Asymmetric activation of the calcium-sensing receptor homodimer

The calcium-sensing receptor (CaSR), a cell-surface sensor for Ca 2+ , is the master regulator of calcium homeostasis in humans and is the target of calcimimetic drugs for the treatment of parathyroid disorders 1 . CaSR is a family C G-protein-coupled receptor 2 that functions as an obligate homodimer, with each protomer composed of a Ca 2+ -binding extracellular domain and a seven-transmembrane-helix domain (7TM) that activates heterotrimeric G proteins. Here we present cryo-electron microscopy structures of near-full-length human CaSR in inactive or active states bound to Ca 2+ and various calcilytic or calcimimetic drug molecules.

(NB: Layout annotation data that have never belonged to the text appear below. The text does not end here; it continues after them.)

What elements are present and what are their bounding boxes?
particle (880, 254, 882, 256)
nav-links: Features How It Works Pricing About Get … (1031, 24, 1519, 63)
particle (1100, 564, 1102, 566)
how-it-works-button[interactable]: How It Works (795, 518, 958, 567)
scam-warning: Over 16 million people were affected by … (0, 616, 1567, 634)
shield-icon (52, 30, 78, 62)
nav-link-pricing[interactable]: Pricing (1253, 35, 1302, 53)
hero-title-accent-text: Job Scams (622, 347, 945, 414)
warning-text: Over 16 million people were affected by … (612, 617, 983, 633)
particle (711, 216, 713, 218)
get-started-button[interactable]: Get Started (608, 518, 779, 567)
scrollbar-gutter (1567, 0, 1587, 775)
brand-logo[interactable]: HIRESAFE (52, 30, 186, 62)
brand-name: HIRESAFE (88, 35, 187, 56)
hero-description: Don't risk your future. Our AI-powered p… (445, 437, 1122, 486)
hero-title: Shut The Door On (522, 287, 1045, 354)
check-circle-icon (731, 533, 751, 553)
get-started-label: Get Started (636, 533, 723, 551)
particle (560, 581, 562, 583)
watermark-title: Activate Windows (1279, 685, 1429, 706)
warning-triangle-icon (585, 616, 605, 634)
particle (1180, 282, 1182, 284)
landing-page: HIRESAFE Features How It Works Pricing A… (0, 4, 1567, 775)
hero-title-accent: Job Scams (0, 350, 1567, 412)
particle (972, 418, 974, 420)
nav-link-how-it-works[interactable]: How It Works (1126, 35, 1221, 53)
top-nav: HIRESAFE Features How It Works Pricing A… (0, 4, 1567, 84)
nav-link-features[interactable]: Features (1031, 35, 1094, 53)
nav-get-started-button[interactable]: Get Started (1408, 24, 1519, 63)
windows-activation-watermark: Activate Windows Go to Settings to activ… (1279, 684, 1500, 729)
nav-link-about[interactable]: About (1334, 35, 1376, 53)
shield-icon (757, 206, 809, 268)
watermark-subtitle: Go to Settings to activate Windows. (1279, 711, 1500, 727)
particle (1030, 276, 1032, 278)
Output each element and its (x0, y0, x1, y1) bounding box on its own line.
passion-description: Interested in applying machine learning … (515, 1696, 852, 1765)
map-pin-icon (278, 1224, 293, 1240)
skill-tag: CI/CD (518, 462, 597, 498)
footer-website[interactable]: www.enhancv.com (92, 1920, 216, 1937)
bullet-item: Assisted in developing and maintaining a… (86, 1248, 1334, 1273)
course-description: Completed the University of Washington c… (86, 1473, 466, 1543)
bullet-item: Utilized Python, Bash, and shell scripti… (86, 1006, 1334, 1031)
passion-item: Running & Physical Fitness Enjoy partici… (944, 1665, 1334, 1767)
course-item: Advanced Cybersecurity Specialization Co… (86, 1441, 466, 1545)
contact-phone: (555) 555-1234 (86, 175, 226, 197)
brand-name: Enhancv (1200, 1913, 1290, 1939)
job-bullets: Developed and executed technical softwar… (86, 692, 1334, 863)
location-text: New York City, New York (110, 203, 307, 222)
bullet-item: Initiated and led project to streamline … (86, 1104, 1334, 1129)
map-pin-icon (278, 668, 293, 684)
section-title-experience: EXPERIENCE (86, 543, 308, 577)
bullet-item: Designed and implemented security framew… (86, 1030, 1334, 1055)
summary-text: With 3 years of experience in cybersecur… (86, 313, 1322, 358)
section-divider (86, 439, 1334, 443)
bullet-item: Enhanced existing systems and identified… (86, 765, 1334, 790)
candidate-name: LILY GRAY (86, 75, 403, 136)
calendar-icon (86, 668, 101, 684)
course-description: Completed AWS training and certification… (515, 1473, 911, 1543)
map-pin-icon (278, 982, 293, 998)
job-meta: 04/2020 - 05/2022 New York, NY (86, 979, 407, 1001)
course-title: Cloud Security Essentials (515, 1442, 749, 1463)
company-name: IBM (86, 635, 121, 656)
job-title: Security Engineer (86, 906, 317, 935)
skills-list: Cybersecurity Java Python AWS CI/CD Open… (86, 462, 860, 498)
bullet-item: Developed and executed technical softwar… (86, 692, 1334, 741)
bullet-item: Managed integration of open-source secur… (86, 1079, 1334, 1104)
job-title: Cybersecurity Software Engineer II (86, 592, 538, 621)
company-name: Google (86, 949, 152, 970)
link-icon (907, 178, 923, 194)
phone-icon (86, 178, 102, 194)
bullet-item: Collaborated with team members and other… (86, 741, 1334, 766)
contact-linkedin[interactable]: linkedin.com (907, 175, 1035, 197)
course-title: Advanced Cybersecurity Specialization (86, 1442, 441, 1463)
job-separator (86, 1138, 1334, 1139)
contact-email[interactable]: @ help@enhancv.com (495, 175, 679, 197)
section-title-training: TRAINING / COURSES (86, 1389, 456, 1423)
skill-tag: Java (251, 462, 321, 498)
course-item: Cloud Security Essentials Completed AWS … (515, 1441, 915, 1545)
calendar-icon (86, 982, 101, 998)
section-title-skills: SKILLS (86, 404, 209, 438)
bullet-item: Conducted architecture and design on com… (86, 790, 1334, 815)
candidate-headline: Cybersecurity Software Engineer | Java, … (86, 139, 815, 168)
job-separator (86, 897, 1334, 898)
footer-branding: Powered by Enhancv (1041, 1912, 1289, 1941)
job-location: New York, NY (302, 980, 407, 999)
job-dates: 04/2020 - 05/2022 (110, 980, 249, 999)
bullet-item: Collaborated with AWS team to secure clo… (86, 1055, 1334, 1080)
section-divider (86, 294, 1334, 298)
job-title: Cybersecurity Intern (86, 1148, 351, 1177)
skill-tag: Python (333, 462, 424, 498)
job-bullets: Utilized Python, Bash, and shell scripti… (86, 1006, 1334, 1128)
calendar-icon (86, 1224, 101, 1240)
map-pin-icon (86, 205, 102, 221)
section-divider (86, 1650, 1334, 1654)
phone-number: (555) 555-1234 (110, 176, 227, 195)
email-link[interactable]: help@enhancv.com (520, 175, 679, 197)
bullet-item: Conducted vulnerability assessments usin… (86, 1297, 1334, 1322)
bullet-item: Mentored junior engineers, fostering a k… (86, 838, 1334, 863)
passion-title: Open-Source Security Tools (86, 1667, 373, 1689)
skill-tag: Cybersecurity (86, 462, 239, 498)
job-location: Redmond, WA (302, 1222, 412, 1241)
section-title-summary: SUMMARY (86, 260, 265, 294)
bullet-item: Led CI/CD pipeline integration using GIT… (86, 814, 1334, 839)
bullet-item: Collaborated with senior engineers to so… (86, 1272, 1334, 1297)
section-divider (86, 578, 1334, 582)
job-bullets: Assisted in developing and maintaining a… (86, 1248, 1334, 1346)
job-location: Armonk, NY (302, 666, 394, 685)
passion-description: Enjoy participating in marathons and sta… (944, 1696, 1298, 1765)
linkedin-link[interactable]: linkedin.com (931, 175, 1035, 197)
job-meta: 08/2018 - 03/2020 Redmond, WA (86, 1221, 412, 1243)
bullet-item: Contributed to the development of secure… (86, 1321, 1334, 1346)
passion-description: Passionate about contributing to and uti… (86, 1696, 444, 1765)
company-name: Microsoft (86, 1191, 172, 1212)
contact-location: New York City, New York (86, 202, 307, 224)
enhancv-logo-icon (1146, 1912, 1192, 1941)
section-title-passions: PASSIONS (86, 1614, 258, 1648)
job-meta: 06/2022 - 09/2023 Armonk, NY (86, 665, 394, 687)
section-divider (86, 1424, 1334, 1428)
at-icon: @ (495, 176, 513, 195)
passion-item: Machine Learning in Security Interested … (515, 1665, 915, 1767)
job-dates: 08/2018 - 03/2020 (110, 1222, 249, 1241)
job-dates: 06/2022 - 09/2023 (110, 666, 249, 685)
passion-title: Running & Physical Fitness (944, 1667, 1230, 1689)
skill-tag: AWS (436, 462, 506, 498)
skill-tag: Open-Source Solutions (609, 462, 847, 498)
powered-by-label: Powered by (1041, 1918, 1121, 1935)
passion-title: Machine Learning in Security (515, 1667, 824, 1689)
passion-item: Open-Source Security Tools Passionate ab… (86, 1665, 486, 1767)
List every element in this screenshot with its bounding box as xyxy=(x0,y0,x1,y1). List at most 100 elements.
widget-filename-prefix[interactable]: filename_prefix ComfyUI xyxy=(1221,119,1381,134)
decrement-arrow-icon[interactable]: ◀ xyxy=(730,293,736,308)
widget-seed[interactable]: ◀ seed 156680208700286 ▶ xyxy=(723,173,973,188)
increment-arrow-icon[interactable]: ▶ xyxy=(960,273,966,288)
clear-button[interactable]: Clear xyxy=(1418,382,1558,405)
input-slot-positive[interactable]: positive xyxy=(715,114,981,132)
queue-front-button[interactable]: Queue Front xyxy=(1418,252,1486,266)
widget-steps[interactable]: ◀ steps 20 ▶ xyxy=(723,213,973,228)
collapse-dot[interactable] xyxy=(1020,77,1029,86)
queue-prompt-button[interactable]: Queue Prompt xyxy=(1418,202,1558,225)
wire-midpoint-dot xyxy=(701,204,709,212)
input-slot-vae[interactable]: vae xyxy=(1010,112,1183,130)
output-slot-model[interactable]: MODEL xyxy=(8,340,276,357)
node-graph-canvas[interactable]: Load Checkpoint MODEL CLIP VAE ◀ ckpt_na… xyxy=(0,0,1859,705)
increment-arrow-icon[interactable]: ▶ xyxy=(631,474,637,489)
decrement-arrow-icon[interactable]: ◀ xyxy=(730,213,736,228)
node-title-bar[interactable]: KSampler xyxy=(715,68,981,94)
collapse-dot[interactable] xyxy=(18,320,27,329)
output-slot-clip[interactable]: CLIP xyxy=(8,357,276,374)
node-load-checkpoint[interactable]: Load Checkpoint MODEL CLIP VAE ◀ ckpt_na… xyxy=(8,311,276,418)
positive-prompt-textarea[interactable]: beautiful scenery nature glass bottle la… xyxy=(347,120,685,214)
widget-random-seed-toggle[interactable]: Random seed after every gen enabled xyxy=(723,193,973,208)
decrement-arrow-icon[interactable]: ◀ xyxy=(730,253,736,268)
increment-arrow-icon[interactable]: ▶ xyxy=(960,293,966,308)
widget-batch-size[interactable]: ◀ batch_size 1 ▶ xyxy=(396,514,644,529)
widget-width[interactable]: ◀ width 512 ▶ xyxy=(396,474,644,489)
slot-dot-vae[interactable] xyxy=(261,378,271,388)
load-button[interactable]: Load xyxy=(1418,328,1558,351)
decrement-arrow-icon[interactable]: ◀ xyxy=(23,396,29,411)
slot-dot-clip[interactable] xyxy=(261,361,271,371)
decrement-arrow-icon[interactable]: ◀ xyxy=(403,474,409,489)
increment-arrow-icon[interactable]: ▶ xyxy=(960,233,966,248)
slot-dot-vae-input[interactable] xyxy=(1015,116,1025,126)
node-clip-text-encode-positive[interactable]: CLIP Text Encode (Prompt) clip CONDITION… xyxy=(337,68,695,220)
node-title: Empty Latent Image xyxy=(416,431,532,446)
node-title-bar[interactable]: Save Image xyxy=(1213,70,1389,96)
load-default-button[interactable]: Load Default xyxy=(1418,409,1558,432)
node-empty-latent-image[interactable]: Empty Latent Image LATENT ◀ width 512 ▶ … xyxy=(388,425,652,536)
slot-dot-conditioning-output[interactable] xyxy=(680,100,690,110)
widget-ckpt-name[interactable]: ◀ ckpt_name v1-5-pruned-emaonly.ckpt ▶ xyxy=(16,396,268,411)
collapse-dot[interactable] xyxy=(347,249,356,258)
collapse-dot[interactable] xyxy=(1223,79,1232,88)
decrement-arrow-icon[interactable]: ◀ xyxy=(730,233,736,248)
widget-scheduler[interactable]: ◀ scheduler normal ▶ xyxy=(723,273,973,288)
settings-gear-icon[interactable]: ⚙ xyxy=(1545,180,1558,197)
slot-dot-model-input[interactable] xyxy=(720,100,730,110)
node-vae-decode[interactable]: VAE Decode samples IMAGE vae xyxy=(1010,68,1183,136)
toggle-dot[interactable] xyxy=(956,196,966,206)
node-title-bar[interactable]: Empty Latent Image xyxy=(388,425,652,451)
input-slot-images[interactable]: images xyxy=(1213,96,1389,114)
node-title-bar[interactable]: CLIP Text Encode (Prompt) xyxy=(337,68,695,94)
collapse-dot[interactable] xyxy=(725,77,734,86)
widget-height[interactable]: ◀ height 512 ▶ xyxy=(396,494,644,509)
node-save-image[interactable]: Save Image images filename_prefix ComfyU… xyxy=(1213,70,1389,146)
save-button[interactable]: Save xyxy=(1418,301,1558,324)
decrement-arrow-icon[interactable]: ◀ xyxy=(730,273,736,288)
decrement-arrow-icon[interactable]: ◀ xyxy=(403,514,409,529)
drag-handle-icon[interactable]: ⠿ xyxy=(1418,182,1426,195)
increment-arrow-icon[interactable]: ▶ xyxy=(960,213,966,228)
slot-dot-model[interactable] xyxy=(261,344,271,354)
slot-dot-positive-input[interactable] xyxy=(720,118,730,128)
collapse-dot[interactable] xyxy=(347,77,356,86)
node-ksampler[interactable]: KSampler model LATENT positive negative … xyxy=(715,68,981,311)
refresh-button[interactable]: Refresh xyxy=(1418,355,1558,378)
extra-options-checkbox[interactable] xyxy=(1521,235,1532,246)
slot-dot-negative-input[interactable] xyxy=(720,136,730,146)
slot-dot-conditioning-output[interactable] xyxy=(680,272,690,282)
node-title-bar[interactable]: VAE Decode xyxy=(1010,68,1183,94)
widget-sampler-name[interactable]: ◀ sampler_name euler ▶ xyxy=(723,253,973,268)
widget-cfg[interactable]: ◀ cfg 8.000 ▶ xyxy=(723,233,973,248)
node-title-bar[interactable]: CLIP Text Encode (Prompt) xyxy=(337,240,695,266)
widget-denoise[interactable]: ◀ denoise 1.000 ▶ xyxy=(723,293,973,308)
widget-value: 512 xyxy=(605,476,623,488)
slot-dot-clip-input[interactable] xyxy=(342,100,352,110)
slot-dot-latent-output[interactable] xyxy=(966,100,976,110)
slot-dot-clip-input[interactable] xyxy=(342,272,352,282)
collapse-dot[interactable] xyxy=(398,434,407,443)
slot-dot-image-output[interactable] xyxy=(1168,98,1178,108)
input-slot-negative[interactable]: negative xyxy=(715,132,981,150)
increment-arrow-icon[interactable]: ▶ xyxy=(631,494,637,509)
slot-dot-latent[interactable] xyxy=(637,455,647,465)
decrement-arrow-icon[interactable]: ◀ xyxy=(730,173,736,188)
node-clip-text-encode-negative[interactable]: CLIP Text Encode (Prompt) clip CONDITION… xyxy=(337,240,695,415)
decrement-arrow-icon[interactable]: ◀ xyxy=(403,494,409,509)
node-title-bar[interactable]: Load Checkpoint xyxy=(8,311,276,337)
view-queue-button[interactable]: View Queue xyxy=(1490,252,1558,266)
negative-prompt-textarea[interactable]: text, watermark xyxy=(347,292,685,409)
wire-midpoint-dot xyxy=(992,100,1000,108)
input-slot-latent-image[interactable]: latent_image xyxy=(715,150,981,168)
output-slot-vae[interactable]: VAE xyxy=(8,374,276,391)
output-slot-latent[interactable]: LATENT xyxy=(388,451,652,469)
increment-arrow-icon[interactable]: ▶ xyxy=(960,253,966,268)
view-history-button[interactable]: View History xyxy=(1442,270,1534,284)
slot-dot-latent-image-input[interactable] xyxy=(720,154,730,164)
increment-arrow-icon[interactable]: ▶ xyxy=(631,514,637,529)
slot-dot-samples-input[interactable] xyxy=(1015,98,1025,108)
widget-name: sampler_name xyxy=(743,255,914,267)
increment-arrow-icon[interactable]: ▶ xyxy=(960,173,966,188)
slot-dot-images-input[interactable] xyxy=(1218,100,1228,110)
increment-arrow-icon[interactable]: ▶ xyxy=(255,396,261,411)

We show that, upon activation, the CaSR homodimer adopts an asymmetric 7TM configuration that primes one protomer for G-protein coupling. This asymmetry is stabilized by 7TM-targeting calcimimetic drugs adopting distinctly different poses in the two protomers, whereas the binding of a calcilytic drug locks CaSR 7TMs in an inactive symmetric configuration. These results provide a detailed structural framework for CaSR activation and the rational design of therapeutics targeting this receptor. Cryo-EM structures of human calcium-sensing receptor reveal intrinsic asymmetry in the receptor homodimer upon activation that is stabilized by calcimimetic drugs adopting distinct poses in the two protomers, priming one protomer for G-protein coupling.